Another attempt to retrieve the gold, this time on a ship owned by the family of a high society flibbertigibbet portrayed by Ms. Wray. Naturally, she falls for Bellamy, but only after making use of his diving equipment for her own photo shoots, and also making him jealous by openly kissing her photographer inside the diving bell. Scenes of Wray scrambling to fit her tiny little self into his giant diving suit are also a delight. After the darker drama of the treasure hunters, this romantic interplay is, for once, a good deal of fun, especially as a build-up where the film is ultimately leading. Wray matches Bellamy jibe for jibe, and even dive for dive, with a very buoyant spirit unfettered by thoughts of inequality between the sexes. She simply is who she is and never apologizes for it.

I must be honest and say that, even though they were showing it on a night devoted to octopi, I was watching this film to hopefully catch an early film glimpse of a shark on screen. Sadly, there is none, but while I was expecting an octopus to show up at some point, I didn’t realize to what extent it would. Especially, in 1933 (even though though there are earlier films with octopus attacks). While Ms. Wray was also in that year’s King Kong, that film was made by Cooper over at RKO, a man with serious attitude, and I didn’t think that Columbia Pictures had it in them to try their own monstrous attack film in that era. While the octopus is not insanely huge, it is big enough to drape itself fully about the diving bell in which Ms. Wray and the photographer are trapped. The octopus wraps its arms about the instrument, and eventually causes the capsule to disengage from the air tubes that give continued life to its mortal occupants. I would judge that each of the creature’s arms, taking the size of the bell into consideration and the size of Bellamy fighting the creature in his suit, were anywhere from 12 to 18 feet in length. And while it is not a real octopus for the most part on screen, the methods used are still most effective in creating a bumbling sort of almost accidental though spooky menace.

But even menace brought solely about by the natural curiosity of a large cephalopod checking out an object which has dropped into its territory is automatically an outright attack by human terms. Especially terms as identified by human movie characters, who are often even more ridiculous than the real thing (but not always). South Park’s “It’s coming right for us!” hunting attitude regarding monsters and animals of all types is perfectly apt for this film, where the dive-suited Bellamy uses the only weapon at his disposal – an underwater welding torch – to do away with the massive creature. Honestly, it’s an approach I never would have considered – a knife or spear seemed most reasonable – but its spark-spitting underwater flashiness is certainly a far more visually intriguing sight than someone simply plunging a rubber knife into a rubber costume. After a couple minutes of struggle, there is finally an explosion of – what? Ink? Blood? A combination of the two? Whatever causes the dark cloud to erupt around both diver and attacker, it is remarkable to see. The octopus collapses to the ocean floor, the tubes are reconnected to the bell, and the future of Bellamy and Wray is assured. At least, for a happy ending to the film. Just not the octopus.

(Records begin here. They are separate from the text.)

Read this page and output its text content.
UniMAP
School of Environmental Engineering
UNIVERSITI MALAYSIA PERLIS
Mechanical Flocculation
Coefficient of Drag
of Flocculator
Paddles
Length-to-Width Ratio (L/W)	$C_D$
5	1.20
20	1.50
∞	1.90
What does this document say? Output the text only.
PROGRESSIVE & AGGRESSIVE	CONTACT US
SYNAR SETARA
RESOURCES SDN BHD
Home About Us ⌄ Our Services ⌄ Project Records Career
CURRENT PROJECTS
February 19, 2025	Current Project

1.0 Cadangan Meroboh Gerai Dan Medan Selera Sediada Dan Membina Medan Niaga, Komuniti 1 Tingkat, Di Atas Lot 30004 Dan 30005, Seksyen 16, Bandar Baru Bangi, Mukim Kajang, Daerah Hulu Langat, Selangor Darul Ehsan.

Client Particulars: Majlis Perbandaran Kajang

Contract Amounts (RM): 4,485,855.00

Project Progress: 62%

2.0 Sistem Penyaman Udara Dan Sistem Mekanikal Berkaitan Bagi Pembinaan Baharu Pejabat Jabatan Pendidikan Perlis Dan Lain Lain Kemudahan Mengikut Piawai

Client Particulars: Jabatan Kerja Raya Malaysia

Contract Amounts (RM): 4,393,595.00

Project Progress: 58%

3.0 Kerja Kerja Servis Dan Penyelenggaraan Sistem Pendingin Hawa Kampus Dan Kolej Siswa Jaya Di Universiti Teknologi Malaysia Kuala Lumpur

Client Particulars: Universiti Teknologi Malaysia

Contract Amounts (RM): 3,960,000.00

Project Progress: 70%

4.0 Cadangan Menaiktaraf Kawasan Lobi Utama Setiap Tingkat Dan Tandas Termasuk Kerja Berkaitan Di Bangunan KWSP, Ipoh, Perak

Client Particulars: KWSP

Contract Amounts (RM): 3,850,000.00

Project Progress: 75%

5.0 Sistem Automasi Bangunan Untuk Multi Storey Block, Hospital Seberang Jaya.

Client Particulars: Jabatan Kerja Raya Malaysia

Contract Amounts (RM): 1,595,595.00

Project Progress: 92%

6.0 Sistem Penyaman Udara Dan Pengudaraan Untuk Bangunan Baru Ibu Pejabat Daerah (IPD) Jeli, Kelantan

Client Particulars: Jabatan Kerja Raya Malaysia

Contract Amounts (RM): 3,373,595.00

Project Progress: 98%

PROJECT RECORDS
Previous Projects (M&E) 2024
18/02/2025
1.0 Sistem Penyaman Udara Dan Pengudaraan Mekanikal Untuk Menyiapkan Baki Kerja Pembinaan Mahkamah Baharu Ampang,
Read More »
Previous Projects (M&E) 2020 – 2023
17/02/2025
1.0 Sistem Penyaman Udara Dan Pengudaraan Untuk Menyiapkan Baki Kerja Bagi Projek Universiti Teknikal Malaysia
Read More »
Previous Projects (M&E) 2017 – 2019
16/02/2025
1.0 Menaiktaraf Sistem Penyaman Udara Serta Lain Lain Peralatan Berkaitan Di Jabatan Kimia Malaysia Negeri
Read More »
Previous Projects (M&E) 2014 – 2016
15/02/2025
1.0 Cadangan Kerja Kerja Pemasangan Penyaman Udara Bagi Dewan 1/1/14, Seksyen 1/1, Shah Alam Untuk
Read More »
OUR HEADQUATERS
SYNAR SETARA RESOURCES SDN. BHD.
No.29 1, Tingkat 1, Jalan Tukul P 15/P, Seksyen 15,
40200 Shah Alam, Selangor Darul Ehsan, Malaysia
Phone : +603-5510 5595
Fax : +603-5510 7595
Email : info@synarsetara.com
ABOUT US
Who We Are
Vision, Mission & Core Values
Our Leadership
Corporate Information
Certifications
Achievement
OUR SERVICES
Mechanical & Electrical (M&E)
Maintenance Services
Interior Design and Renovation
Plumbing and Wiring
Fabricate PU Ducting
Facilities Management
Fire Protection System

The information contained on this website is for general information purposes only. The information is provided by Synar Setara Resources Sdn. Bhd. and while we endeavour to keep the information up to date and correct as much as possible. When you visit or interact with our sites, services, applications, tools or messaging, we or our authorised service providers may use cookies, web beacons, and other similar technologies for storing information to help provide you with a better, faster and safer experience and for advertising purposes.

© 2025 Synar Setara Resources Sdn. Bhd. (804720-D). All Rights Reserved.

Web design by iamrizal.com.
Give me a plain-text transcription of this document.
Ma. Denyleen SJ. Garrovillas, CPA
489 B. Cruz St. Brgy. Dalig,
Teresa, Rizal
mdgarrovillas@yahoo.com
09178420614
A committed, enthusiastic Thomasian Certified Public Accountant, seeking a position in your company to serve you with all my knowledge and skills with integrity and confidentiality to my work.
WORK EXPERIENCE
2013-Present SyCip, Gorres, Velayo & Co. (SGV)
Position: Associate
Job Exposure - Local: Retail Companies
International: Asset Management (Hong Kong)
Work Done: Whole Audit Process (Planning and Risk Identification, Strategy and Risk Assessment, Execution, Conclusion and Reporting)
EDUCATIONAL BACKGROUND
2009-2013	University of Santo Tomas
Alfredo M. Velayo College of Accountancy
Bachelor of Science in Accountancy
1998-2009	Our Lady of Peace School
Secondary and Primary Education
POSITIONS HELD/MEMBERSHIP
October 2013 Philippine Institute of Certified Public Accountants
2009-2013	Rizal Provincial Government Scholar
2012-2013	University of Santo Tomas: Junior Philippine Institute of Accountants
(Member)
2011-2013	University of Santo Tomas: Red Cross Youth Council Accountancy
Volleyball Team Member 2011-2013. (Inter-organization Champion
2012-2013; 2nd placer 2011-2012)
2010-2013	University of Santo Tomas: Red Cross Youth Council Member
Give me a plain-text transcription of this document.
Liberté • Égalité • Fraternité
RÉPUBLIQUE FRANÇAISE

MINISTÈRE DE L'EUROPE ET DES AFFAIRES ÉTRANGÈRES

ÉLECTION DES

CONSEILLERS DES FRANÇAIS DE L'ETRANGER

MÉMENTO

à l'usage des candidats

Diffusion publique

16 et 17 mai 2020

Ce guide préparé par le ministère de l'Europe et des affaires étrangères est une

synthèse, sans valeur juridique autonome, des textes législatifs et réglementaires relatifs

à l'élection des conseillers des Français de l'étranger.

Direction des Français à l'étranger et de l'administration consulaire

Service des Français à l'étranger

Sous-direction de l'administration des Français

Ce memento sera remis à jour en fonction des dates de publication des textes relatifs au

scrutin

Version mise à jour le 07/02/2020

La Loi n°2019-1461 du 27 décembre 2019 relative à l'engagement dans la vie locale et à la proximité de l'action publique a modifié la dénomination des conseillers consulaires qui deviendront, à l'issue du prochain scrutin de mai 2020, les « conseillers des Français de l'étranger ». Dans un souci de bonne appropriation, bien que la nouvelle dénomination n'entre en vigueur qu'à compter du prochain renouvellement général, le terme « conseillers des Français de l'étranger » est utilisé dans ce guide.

And for me, regarding Below the Sea, this fight is one of those moments of which I spoke. Going into the film, I did not know that a movie combining these various elements even existed --- and here it was. Did I need a film in which a giant octopus molests a diving bell containing Fay Wray which ends in a breathless fight between giant sea monster and a welding torch? Not necessarily, but I don't blame the octopus for trying. After all, it's Fay Wray.

And I am glad that my own stumble-footed octopus ways led me to accidentally wrap my tentacles around the film.

1 comment:

PJ said...

I wondered if this was the same octopus used in Wake of the Red Witch and subsequently used by Ed Wood in Bride of the Monster.